The question asks:
Find a Power Series representation and Radius of Convergence for: $f(x)=\dfrac{x}{9+x^2}$
I see that it is pretty straight forward that if I re-write this by factoring out a 9, and use the Geometric Series:
$f(x)=\dfrac{x}{9\cdot\left(1+\dfrac{x^2}{9}\right)}=\dfrac{x}{9}\cdot\dfrac{1}{1-\left(-\dfrac{x^2}{9}\right)}=\dfrac{x}{9}\cdot\displaystyle\sum_{n=0}^\infty\left(-\dfrac{x^2}{9}\right)^n=\sum_{n=0}^\infty(-1)^n\dfrac{1}{9^{n+1}} x^{2n+1}$
Radius of Convergence is $|x^2/9|<1$, which is $|x|<3$.
So my question is, why this isn't also a valid answer:
$f(x) = \dfrac{x}{x^2\left(\dfrac{9}{x^2}+1\right)} = \dfrac{1}{x} \cdot \dfrac{1}{1-\left(-\dfrac{9}{x^2}\right)} = \dfrac{1}{x}\cdot\displaystyle\sum_{n=0}^\infty \left(-\dfrac{9}{x^2}\right)^n=\sum_{n=0}^\infty(-1)^n\dfrac{9^n}{x^{2n+1}}$
This second one seems to have a Radius of Convergence $|9/x^2|<1$, which is when $|x|>3$.
Does it have to do with $0$ being in the domain of $f$, so that factoring out $x^2$ wouldn't work? (The series I found is not defined at $x=0$). I think, but I'm not really sure how to show that the second series is equal to $f$, but only for values of $|x|>3$, would that not mean that the second series covers more of $f$ since the first is only limited to $|x|<1$?

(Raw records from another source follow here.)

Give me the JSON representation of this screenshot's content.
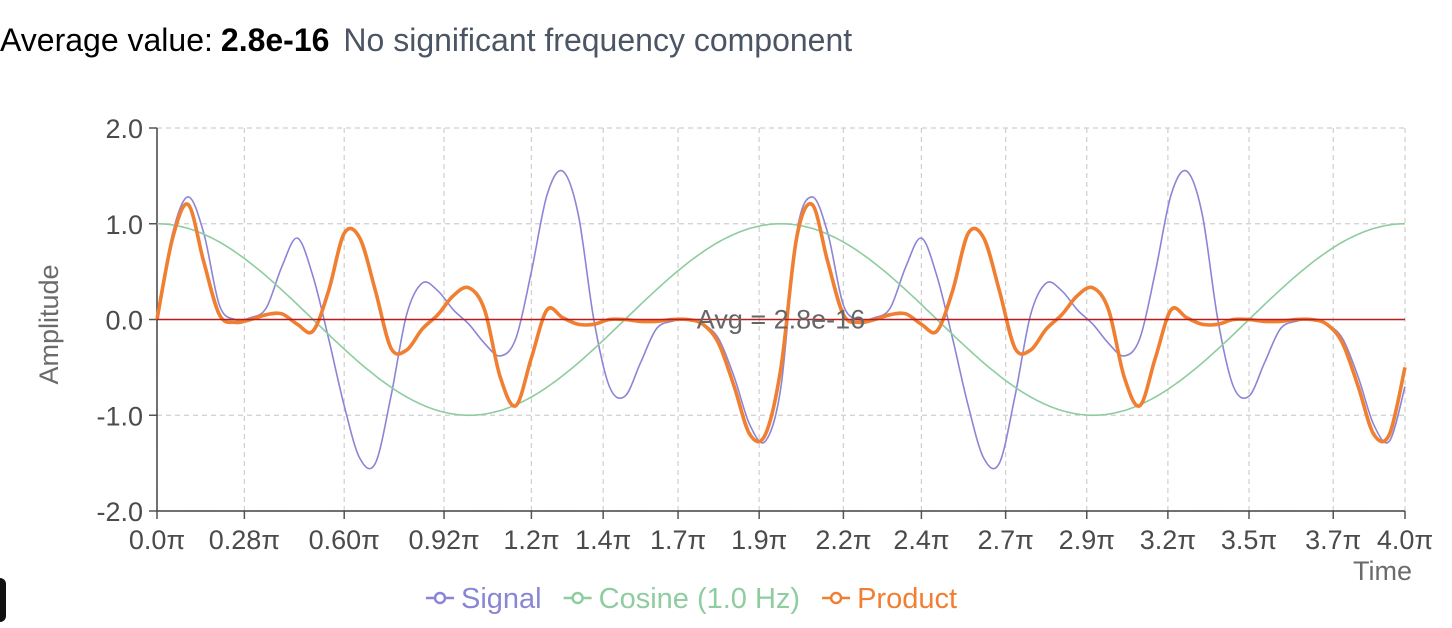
{
  "header": {
    "label": "Average value:",
    "value": "2.8e-16",
    "note": "No significant frequency component"
  },
  "chart_data": {
    "type": "line",
    "ylabel": "Amplitude",
    "xlabel": "Time",
    "xlim": [
      0,
      4
    ],
    "xunit": "π",
    "ylim": [
      -2,
      2
    ],
    "yticks": [
      "2.0",
      "1.0",
      "0.0",
      "-1.0",
      "-2.0"
    ],
    "ytick_values": [
      2,
      1,
      0,
      -1,
      -2
    ],
    "xticks": [
      "0.0π",
      "0.28π",
      "0.60π",
      "0.92π",
      "1.2π",
      "1.4π",
      "1.7π",
      "1.9π",
      "2.2π",
      "2.4π",
      "2.7π",
      "2.9π",
      "3.2π",
      "3.5π",
      "3.7π",
      "4.0π"
    ],
    "xtick_values": [
      0,
      0.28,
      0.6,
      0.92,
      1.2,
      1.43,
      1.67,
      1.93,
      2.2,
      2.45,
      2.72,
      2.98,
      3.24,
      3.5,
      3.77,
      4.0
    ],
    "grid": true,
    "legend_position": "bottom-center",
    "annotation": {
      "text": "Avg = 2.8e-16",
      "x": 2.0,
      "y": 0.0
    },
    "average_line": {
      "y": 0.0,
      "color": "#b91c1c"
    },
    "x": [
      0,
      0.05,
      0.1,
      0.15,
      0.2,
      0.25,
      0.3,
      0.35,
      0.4,
      0.45,
      0.5,
      0.55,
      0.6,
      0.65,
      0.7,
      0.75,
      0.8,
      0.85,
      0.9,
      0.95,
      1.0,
      1.05,
      1.1,
      1.15,
      1.2,
      1.25,
      1.3,
      1.35,
      1.4,
      1.45,
      1.5,
      1.55,
      1.6,
      1.65,
      1.7,
      1.75,
      1.8,
      1.85,
      1.9,
      1.95,
      2.0
    ],
    "series": [
      {
        "name": "Signal",
        "color": "#8b85d6",
        "width": 1.6,
        "period": 2,
        "values": [
          0.0,
          0.9,
          1.28,
          0.9,
          0.15,
          0.0,
          0.02,
          0.12,
          0.55,
          0.85,
          0.45,
          -0.2,
          -0.9,
          -1.45,
          -1.5,
          -0.8,
          0.05,
          0.38,
          0.3,
          0.1,
          -0.05,
          -0.25,
          -0.38,
          -0.2,
          0.5,
          1.3,
          1.55,
          1.1,
          0.0,
          -0.7,
          -0.8,
          -0.45,
          -0.1,
          -0.02,
          0.0,
          -0.05,
          -0.2,
          -0.6,
          -1.1,
          -1.27,
          -0.7
        ]
      },
      {
        "name": "Cosine (1.0 Hz)",
        "color": "#8fcca0",
        "width": 1.6,
        "function": "cos(pi*x)"
      },
      {
        "name": "Product",
        "color": "#f07f32",
        "width": 3.6,
        "period": 2,
        "values": [
          0.0,
          0.85,
          1.2,
          0.6,
          0.05,
          -0.03,
          0.0,
          0.05,
          0.06,
          -0.05,
          -0.12,
          0.3,
          0.9,
          0.85,
          0.3,
          -0.3,
          -0.32,
          -0.1,
          0.05,
          0.25,
          0.33,
          0.1,
          -0.6,
          -0.9,
          -0.4,
          0.1,
          0.02,
          -0.05,
          -0.05,
          0.0,
          0.0,
          -0.02,
          -0.02,
          0.0,
          0.0,
          -0.05,
          -0.25,
          -0.7,
          -1.2,
          -1.2,
          -0.5
        ]
      }
    ]
  }
}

Does the second series still count as a Power Series (even though $x$ is being raised to negative powers since it's in the denominator)?
They almost seem related to each other some how, they are pretty close to the reciprocal of each other.
Both series are valid representations of the function, just in different regions of the complex plane. The first is an expansion around the origin, while the second can be seen as an expansion around infinity. It is called a Laurent series.